Marinated baby mozzarella balls are all the rage these days. You can pick up these little gems at supermarket delis at a premium price. Save money by making your own marinated baby mozzarella balls at home with this recipe.
In this recipe, purchased bocconcini or ciliegine mozzarella balls are marinated in olive oil, fresh herbs, lemon juice, and salt.
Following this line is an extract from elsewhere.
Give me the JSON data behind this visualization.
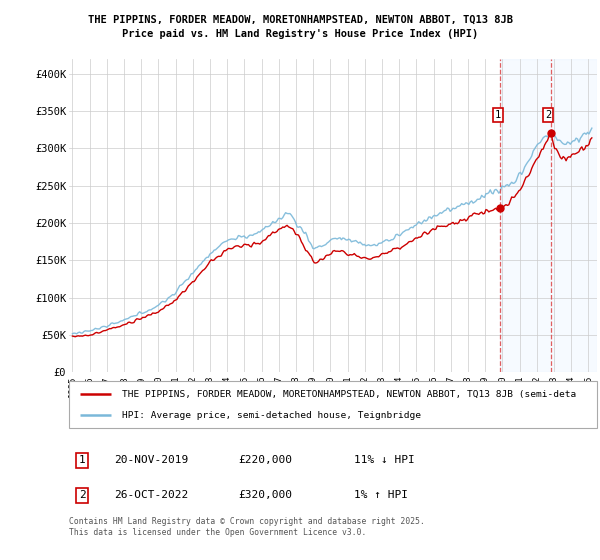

The mozzarella balls need to marinate for 4 hours at room temperature, so plan accordingly if you're serving them for a party.
- 1 tablespoon parsley (fresh, coarsely minced)
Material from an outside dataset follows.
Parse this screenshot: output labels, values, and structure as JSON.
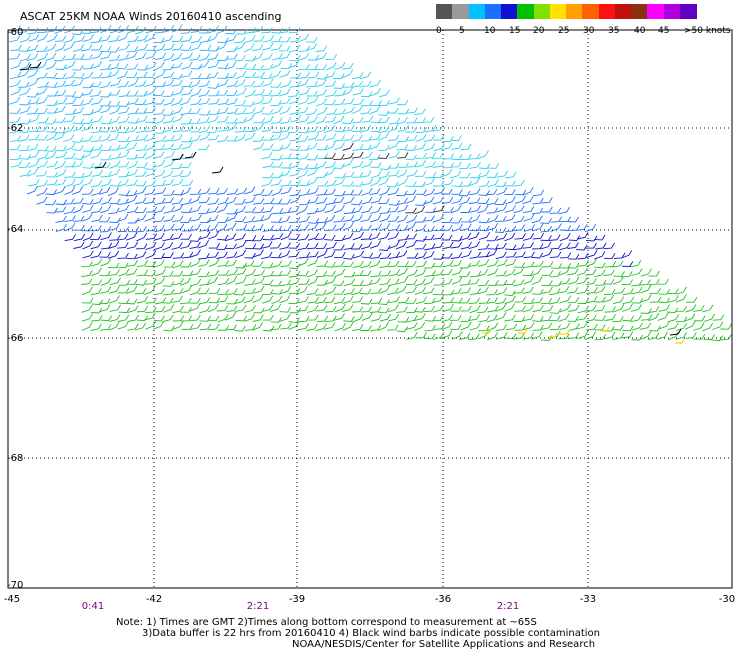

- 1 tablespoon basil (fresh, coarsely minced)
- 1 tablespoon oregano (fresh, coarsely minced)
- 1/2 cup olive oil (good-quality)
- 2 teaspoons lemon juice
- 1/4 teaspoon salt
- 1 pound fresh baby mozzarella cheese balls (bocconcini or ciliegine, drained)
- Place parsley, basil, oregano, olive oil, lemon juice, and salt in a zip-top bag large enough to hold the mozzarella. Massage to combine.
- Add the drained baby mozzarella cheese balls, seal, and toss bag to coat the cheese. Open the bag, squeeze out all the air, and re-seal.
- Let mozzarella balls sit in the marinade at room temperature for 4 hours before serving.
Mozzarella cheese comes in many different varieties—fresh, smoked, cow's milk, buffalo milk (latte di bufala) and more.
Creamy, milky fresh mozzarella is mild-flavored and sold in different shapes. Regular mozzarella balls are about the size of a small orange. Bocconcini are slightly smaller balls (about the size of an egg) and ciliegine are smaller still, about the size of a cherry.
They can be marinated or left plain and stored in whey, the drained liquid from the cheese-making process.